The town of Sibagat, Agusan del Sur earned praises with the revival of the bamboo rafts locally known as gakit not only as a means of transportation but a trailblazing outdoor sport and a creative expression of the locals living alongside the Sibagat River—nourished by hills and plains surrounding it, and called by the natives “giver of life”.
I was privileged to watch the Gakit fluvial parade initiated by the local government of Sibagat, one of the highlights during its 40th founding anniversary on February 2.
The “gakit” revival is to honor and acknowledge their indigenous ancestors who settled there and helped shaped it into a just and bustling community. The special day is a reflection of unity and an act of looking forward of all sectors with respect to responsible environment and cultural sustainability.

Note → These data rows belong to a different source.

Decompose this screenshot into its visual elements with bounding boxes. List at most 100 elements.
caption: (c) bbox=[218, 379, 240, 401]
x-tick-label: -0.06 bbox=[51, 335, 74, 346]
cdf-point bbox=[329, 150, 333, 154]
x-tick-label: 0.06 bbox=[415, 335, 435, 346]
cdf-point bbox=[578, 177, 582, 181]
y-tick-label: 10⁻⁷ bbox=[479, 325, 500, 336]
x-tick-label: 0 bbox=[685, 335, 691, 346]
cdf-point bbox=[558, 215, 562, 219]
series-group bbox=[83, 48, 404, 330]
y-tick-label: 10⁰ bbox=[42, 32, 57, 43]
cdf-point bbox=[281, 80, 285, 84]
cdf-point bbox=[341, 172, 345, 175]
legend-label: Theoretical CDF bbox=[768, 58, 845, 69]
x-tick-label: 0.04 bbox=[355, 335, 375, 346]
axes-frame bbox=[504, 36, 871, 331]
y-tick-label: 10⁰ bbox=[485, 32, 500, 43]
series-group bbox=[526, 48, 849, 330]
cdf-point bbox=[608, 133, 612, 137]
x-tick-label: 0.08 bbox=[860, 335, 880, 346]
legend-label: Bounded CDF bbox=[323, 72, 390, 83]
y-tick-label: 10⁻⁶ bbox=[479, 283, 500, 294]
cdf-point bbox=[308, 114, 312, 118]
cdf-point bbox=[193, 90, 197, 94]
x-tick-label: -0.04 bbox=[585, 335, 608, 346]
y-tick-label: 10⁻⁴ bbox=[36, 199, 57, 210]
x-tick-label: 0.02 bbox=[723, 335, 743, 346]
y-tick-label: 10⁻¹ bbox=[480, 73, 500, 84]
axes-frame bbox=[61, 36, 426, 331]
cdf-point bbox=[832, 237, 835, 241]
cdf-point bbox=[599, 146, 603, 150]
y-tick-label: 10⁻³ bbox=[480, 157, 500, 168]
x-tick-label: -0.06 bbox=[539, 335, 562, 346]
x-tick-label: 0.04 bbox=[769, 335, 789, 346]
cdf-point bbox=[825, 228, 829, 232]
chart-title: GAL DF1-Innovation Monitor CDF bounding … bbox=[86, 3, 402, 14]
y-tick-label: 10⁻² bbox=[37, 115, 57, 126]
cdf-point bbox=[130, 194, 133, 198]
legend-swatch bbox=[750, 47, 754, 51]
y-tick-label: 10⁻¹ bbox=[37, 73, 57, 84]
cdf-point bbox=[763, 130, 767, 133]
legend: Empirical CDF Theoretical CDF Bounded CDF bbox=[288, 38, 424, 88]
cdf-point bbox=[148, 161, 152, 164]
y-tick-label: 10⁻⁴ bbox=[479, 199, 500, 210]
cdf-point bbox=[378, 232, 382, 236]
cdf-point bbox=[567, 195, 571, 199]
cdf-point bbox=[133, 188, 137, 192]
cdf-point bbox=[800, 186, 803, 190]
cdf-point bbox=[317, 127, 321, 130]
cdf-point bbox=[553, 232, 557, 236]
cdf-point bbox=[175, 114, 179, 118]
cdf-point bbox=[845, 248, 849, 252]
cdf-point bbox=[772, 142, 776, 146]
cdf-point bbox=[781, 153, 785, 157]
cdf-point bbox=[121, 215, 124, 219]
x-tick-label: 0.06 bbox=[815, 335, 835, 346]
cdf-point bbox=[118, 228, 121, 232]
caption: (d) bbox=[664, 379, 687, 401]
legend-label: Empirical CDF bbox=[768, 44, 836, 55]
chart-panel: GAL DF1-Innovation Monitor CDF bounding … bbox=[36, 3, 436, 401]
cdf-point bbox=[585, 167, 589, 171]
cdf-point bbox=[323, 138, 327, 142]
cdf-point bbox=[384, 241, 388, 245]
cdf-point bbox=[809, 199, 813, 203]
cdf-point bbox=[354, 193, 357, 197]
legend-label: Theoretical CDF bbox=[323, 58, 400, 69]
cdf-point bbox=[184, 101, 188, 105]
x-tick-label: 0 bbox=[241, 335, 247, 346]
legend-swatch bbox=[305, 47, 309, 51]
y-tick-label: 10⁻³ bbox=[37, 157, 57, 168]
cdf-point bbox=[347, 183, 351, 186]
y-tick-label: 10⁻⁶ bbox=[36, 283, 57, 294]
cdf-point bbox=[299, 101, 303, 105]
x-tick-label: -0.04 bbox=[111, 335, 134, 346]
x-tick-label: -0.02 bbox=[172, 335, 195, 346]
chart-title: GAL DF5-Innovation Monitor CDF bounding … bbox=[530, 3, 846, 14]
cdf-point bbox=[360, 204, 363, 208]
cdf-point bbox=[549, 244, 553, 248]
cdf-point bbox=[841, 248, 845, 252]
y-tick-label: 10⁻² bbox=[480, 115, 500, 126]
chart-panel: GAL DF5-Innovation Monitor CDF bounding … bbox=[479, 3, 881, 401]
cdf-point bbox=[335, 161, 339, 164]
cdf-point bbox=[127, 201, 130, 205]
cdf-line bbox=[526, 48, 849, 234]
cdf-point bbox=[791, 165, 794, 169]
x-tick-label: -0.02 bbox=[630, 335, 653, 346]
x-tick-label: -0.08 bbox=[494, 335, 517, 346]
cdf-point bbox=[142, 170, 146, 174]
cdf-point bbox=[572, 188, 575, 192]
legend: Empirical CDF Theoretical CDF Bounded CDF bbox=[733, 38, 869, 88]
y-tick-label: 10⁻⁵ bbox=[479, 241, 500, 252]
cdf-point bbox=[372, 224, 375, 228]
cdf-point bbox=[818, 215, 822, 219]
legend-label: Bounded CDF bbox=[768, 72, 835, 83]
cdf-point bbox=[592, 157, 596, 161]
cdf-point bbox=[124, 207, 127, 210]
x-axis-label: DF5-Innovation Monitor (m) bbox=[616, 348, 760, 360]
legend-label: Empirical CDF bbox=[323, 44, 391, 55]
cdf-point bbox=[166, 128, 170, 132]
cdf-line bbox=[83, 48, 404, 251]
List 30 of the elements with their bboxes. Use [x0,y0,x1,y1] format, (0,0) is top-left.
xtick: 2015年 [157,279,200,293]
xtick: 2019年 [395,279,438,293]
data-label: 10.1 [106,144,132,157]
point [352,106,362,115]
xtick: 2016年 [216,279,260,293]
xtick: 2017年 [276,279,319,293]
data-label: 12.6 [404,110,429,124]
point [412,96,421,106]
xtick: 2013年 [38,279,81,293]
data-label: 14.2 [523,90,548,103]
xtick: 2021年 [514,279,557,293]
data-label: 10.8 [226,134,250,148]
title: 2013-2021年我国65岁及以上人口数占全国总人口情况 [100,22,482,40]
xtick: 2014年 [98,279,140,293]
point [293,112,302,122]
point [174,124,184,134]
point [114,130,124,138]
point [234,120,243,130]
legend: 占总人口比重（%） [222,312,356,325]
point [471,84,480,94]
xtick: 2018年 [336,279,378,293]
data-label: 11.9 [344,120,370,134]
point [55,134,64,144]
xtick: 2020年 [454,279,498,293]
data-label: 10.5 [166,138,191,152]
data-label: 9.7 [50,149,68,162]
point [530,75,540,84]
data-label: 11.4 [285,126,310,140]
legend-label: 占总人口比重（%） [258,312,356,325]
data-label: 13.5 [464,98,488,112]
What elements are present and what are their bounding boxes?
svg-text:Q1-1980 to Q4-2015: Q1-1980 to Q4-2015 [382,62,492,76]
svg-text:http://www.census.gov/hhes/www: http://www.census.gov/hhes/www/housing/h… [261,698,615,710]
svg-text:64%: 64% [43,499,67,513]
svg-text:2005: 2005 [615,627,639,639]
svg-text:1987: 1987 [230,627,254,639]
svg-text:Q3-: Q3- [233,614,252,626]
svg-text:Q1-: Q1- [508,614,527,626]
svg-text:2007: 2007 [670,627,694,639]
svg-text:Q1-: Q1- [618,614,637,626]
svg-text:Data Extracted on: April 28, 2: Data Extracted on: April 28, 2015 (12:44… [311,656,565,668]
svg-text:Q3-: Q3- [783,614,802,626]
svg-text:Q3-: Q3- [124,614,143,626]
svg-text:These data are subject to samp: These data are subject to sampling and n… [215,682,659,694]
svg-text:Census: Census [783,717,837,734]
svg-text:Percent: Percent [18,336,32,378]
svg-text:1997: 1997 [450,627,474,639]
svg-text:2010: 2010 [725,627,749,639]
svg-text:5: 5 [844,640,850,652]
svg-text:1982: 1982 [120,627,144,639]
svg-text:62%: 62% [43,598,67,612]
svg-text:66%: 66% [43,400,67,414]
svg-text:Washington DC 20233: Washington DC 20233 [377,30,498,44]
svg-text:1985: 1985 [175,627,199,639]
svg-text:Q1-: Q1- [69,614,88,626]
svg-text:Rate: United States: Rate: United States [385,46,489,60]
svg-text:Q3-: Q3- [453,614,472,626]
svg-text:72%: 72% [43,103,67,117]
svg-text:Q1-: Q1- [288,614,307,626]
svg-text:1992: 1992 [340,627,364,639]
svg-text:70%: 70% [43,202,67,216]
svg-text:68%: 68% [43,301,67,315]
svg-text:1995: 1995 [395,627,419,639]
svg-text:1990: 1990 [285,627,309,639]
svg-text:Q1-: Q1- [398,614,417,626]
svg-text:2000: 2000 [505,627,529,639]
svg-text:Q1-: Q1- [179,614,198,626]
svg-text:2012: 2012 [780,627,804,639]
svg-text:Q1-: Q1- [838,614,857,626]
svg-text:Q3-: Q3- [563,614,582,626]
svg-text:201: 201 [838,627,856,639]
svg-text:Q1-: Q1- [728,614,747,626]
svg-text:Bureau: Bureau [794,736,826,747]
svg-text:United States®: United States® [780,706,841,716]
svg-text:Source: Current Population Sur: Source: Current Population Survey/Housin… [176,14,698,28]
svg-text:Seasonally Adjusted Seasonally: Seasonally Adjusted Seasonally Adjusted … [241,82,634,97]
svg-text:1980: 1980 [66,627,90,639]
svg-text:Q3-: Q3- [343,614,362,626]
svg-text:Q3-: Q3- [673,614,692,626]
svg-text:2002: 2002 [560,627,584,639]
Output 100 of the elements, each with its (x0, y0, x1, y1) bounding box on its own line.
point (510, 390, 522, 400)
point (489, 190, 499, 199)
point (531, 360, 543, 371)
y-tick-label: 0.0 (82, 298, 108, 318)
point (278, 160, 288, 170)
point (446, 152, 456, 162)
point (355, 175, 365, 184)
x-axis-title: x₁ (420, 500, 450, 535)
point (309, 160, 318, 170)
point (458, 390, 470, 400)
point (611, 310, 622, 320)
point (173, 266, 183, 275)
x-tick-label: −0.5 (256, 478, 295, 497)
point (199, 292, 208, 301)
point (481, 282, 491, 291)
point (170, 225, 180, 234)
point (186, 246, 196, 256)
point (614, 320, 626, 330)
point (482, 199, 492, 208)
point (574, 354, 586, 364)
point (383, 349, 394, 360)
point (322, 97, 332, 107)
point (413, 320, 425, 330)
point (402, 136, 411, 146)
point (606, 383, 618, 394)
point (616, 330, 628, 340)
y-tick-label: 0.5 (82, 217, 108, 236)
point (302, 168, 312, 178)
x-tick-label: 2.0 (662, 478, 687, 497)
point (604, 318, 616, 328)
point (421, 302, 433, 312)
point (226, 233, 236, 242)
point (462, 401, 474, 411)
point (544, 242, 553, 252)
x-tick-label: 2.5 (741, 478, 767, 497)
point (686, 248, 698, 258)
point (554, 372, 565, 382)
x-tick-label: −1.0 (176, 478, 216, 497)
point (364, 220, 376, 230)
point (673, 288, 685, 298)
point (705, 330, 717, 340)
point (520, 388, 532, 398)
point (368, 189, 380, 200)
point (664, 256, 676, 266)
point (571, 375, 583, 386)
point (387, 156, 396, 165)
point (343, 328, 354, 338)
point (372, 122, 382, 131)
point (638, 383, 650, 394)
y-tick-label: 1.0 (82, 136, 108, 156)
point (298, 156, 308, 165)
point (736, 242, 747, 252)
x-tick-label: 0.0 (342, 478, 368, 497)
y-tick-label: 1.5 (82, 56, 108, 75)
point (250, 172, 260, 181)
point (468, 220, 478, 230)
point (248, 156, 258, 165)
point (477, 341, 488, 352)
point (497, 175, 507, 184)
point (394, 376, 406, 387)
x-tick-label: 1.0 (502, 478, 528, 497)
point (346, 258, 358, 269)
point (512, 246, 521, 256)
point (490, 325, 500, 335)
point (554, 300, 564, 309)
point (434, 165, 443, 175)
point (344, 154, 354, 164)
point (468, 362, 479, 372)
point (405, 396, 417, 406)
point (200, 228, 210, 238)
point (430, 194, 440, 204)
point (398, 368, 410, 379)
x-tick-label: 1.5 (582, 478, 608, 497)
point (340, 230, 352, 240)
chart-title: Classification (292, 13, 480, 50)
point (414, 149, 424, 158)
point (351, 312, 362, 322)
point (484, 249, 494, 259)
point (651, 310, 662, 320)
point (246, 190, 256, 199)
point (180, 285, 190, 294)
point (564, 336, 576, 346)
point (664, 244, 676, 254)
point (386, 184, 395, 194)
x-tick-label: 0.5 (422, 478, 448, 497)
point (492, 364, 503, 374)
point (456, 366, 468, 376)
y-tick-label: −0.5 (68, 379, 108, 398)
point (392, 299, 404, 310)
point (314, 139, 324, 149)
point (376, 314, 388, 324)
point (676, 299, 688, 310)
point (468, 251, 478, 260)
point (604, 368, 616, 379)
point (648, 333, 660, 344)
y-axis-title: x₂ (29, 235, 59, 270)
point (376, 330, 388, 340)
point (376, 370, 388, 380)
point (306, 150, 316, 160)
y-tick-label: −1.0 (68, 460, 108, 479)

“Ay kabibo! Mura sila’g nagduladula (Such fun.They are like playing a children’s game),” I overheard an old woman sitting beside me.
She was applauding an elderly woman danced with gusto before a cheering crowd in the middle of the newly-built raft. She easily stole the show. Other “gakiteers” were teenage boys dressed as Manobo baganis (tribal warriors) and families displaying fruits and vegetables. Flags and colors decorate the bamboo poles.
The audience composed of Lumad leaders, local government executives, officials of national and regional line agencies and local tourists.
They sat on the river bank facing a huge open wooden grandstand, where dozen gakits sailed away to the cheers and excitement of the crowd. The audience erupted in laughter when a raft manned by two men broke into two as they gamely swam away and back.
“Nice gimmick!” the crowd teased.
The atmosphere and excitement can only summarize the famous slogan “It’s more fun in the Philippines.” The gakit parade proved it.